2. Spread the pizza sauce evenly over the crust.
3. Sprinkle the shredded mozzarella cheese on top of the sauce.
4. Tear the fresh basil leaves and scatter them over the cheese.
5. Drizzle a little olive oil over the pizza.
6. Season with salt and black pepper to taste.
7. Bake the margherita pizza in the preheated oven until the cheese is melted and bubbly, and the crust is golden brown.
8. Slice and serve the pizza for a quick and satisfying supper.
Nutrition:
Calories: 300
Protein: 15g
Fat: 12g
Carbohydrates: 35g
Fiber: 2g
Sugar: 3g
5. Greek Salad
Ingredient:
- 2 cups of mixed salad greens
- 1 cucumber, diced
- 1 tomato, diced
- 1/4 cup of Kalamata olives
- 1/4 cup of crumbled feta cheese
- Red onion, thinly sliced
- Greek salad dressing
- Salt and black pepper to taste
Instructions:
1. In a large bowl, combine the mixed salad greens, cucumber, tomato, Kalamata olives, crumbled feta cheese, and thinly sliced red onion.
2. Drizzle Greek salad dressing over the salad and toss gently to coat all the ingredients.
3. Season with salt and black pepper to taste.
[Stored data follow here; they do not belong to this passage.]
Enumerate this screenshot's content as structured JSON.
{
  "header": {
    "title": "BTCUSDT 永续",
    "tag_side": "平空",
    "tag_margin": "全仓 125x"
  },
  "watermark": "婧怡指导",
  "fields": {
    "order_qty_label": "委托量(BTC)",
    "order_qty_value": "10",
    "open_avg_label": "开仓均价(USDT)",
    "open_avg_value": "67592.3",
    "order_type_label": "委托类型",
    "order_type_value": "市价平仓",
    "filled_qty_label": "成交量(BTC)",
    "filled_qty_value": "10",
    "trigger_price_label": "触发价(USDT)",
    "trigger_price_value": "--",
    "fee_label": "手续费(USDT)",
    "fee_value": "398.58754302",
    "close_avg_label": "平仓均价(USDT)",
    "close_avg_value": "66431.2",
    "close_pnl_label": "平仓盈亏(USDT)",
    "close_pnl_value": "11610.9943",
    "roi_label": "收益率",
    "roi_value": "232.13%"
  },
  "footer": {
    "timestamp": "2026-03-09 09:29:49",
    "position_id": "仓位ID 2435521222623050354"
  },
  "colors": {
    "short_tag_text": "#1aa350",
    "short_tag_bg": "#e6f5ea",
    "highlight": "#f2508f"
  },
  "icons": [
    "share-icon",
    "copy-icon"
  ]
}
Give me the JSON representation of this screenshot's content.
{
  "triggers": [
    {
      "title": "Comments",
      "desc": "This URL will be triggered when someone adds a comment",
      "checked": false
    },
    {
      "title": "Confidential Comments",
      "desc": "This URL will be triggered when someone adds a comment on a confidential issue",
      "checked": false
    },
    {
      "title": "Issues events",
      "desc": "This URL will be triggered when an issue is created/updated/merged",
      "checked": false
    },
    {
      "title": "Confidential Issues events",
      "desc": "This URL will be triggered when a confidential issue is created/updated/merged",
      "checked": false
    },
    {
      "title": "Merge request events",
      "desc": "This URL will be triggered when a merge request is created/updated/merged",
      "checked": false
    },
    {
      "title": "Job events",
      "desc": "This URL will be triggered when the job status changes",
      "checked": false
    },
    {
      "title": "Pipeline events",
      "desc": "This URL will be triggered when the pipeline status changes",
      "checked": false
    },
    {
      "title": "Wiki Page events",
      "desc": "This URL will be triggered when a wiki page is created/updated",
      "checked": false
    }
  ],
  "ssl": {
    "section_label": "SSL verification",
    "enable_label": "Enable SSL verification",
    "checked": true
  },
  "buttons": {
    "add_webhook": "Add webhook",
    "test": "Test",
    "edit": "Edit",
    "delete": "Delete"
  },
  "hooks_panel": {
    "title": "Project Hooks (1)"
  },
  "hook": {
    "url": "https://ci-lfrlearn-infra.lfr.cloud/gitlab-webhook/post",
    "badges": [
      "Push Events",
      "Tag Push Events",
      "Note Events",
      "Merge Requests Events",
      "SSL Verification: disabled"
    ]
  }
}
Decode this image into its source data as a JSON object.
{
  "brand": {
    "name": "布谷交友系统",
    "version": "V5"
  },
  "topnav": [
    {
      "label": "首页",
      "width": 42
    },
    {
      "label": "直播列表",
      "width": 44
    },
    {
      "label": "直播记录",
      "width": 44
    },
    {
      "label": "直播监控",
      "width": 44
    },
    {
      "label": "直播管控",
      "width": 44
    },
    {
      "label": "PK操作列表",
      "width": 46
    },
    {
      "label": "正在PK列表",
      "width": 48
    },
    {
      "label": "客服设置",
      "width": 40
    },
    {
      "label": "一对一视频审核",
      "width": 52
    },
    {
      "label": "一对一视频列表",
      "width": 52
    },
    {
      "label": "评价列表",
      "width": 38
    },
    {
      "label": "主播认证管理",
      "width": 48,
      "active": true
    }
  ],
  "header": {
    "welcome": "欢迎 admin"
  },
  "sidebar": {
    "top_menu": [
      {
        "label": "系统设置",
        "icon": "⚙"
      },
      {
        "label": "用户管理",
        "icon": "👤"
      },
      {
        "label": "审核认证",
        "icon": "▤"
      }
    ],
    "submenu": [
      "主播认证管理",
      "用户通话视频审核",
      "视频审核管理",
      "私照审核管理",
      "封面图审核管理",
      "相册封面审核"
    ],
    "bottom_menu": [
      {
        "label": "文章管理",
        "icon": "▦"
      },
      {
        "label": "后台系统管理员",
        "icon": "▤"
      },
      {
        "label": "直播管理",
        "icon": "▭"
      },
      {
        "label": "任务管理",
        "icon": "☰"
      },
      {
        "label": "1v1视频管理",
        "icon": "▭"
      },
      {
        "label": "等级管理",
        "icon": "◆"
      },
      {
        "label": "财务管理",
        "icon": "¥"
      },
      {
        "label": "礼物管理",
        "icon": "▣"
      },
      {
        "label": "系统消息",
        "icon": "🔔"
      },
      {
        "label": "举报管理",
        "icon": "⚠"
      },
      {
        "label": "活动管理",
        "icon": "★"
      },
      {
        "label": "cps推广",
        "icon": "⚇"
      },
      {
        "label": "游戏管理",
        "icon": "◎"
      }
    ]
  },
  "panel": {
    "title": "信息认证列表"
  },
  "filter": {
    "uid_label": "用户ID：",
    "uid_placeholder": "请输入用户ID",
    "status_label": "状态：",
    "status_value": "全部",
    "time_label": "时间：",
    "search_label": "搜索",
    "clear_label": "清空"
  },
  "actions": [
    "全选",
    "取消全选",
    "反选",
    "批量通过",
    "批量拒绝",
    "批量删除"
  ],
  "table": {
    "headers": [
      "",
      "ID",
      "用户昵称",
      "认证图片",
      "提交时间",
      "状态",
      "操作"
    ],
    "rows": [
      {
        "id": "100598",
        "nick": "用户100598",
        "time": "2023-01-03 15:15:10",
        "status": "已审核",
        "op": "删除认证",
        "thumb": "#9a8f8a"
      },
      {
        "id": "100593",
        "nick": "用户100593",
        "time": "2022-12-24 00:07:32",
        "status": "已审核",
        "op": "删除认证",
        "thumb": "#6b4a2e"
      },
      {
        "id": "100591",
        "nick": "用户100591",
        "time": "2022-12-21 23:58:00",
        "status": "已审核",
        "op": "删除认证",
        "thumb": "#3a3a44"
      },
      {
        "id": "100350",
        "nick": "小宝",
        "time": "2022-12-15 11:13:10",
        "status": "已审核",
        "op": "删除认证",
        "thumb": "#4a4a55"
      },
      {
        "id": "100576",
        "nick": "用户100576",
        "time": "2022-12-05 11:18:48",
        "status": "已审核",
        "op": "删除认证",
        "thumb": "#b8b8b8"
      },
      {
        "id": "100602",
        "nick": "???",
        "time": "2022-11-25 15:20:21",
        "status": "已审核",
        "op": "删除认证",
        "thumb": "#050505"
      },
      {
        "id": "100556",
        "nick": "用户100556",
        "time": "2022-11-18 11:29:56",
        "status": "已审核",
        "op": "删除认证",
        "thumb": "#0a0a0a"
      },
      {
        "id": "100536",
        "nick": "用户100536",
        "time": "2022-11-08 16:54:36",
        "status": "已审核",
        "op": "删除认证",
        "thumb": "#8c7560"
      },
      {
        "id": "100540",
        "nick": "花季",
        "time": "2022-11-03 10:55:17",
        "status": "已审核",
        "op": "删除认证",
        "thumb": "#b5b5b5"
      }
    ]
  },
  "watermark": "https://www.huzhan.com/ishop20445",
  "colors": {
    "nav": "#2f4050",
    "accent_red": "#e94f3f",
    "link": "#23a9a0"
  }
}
4. Serve the Greek salad as a light and refreshing supper option.
Nutrition:
Calories: 200
Protein: 8g
Fat: 15g
Carbohydrates: 10g
Fiber: 3g
Sugar: 5g
6. Veggie Quesadillas
Ingredient:
- 4 large flour tortillas
- 1 bell pepper, sliced
- 1 onion, sliced
- 1 zucchini, sliced
- 1 cup of shredded cheddar cheese
- Olive oil
- Salt and black pepper to taste
- Sour cream and salsa for serving
Instructions:
1. Heat a little olive oil in a large skillet over medium heat. Add the sliced bell pepper, onion, and zucchini, and sauté until tender.
2. Remove the vegetables from the skillet and set aside.
3. Place a tortilla in the skillet and sprinkle half of the shredded cheddar cheese evenly over one half of the tortilla.
4. Arrange some of the sautéed vegetables on top of the cheese.
5. Fold the tortilla in half, pressing down gently with a spatula to seal the quesadilla.
6. Cook for a few minutes until the cheese is melted and the tortilla is crispy, then flip and cook the other side.
7. Repeat with the remaining tortillas and fillings.
8. Slice the veggie quesadillas into wedges and serve with sour cream and salsa.
Nutrition:
Calories: 350
Protein: 12g
Fat: 18g
Carbohydrates: 35g
Fiber: 4g
Sugar: 6g
7. Baked Salmon
Ingredient:
- 2 salmon fillets
- Lemon slices
- Fresh dill
- Salt and black pepper to taste
Instructions:
1. Preheat the oven to 400°F (200°C).
2. Place the salmon fillets on a baking sheet lined with parchment paper.
3. Season the salmon with salt and black pepper to taste.